The sea ice chart provided by the Canadian Ice Service (Fig. 1 below) shows a lot of ice still present in Hudson Bay today, the last day of June, 2013.
This means we have long passed the point when breakup of the sea ice in Western Hudson Bay (30% ice concentration) could be considered ‘early.’ See Table 1 below for previous breakup dates (1991-2009) and previous post here for more details.
Table 1. Breakup dates calculated for Western Hudson Bay, 1991-2009, using the new method described by Cherry et al. (2013, in press). More details in previous post here.
Since most polar bears don’t leave the ice until almost a month after the official breakup date is declared, it means that even if breakup for Western Hudson Bay occurs within the next few days, most polar bears would not start their summer fast until the beginning of August.
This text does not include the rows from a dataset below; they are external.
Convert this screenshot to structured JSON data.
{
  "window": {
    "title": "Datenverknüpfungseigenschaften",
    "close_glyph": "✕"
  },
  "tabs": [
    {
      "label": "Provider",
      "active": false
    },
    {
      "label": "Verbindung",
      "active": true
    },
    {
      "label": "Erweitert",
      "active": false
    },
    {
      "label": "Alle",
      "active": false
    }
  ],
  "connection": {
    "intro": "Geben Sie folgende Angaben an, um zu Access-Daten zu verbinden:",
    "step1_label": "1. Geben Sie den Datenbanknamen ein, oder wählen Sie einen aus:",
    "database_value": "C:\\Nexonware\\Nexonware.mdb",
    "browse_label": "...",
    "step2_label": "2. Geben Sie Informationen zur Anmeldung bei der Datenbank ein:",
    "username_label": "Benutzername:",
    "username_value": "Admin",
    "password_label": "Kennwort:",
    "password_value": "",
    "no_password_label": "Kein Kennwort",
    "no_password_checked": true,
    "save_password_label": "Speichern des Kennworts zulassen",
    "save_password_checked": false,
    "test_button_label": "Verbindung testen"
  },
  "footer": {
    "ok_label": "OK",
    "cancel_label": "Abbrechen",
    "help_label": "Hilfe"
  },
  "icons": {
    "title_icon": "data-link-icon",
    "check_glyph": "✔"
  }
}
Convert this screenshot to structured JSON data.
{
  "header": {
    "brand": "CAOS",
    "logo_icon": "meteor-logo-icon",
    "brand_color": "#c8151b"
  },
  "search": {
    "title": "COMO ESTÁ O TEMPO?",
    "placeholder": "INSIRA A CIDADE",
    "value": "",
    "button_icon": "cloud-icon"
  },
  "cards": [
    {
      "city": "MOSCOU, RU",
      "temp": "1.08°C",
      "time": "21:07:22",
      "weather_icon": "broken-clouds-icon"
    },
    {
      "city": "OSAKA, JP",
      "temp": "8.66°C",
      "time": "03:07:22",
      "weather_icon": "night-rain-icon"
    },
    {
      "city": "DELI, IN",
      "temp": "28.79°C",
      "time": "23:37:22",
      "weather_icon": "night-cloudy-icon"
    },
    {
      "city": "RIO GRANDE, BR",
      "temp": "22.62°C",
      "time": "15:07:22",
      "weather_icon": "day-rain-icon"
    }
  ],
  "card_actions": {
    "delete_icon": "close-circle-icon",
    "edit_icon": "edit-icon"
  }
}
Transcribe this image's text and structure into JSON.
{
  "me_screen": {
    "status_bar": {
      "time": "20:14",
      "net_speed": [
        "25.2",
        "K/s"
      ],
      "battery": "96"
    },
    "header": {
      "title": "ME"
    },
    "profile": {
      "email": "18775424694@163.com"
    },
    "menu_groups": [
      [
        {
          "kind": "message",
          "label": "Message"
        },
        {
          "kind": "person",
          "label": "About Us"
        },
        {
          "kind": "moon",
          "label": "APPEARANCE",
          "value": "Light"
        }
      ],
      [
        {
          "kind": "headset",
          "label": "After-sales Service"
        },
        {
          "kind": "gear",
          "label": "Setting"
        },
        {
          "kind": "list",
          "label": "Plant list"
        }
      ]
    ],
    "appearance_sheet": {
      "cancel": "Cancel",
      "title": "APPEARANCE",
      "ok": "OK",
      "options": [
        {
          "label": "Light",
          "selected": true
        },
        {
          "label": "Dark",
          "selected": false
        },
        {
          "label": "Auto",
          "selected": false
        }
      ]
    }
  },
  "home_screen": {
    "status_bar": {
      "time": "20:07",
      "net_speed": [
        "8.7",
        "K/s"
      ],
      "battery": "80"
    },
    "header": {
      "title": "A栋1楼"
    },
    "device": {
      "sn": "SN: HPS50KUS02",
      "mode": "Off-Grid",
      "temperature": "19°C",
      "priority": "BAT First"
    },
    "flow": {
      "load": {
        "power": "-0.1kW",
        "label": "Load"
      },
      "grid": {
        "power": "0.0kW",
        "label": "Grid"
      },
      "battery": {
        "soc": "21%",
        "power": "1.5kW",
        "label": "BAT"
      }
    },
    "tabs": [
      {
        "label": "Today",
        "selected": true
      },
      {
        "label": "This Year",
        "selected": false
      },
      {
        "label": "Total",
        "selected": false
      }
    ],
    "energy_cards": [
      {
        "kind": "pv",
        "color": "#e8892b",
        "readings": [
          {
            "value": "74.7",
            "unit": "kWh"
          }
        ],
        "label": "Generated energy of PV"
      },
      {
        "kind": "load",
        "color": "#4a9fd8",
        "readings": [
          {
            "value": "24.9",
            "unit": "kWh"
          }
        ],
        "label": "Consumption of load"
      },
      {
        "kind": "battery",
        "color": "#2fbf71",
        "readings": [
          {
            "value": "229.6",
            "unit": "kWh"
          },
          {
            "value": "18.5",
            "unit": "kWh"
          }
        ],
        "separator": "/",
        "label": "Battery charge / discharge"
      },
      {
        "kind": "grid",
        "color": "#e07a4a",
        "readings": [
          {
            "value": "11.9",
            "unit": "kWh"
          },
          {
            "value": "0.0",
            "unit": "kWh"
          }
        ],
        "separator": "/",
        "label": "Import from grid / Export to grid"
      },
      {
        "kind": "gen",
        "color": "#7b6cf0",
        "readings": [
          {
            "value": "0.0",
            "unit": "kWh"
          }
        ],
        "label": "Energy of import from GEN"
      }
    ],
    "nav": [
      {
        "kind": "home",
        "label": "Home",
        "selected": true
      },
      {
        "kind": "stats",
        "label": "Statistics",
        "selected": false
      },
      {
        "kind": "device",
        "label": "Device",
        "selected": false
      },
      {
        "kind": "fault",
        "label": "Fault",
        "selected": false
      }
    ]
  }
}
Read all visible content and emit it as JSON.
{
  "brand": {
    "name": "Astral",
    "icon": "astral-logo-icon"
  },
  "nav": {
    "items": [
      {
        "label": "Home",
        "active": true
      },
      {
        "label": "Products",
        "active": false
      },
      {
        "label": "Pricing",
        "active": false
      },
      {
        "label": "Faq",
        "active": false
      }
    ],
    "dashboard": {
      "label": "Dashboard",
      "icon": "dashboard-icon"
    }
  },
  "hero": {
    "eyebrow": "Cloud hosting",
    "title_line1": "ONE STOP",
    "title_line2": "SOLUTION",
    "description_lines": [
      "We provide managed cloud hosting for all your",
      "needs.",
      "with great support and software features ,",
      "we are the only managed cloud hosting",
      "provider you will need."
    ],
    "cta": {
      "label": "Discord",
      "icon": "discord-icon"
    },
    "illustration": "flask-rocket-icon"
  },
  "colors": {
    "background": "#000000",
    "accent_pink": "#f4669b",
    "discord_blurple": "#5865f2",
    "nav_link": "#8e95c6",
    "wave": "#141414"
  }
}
Regardless of when polar bear biologists decide that breakup has occurred, one thing is now clear — this will not be an early breakup year for Western Hudson Bay. That’s good news for polar bears.
And what about the rest of the Arctic? You’ll see from Fig. 2 below that as of yesterday (June 29), there was still ice present in each of the 19 polar bear subpopulation regions — more good news for polar bears.
Figure 2. Sea ice extent worldwide vs. polar bear subpopulations at June 29, 2013. On this date, there was still sea ice present in every one of the 19 subpopulation regions. Map on the left from US National Snow and Ice Data Center (NSIDC “MASIE”) here; map on the right from the Polar Bear Specialist Group, with labels added. Click to enlarge
Cherry, S.G., Derocher, A.E., Thiemann, G.W., Lunn, N.J. 2013. Migration phenology and seasonal fidelity of an Arctic marine predator in relation to sea ice dynamics. Journal of Animal Ecology 82(4):912-921.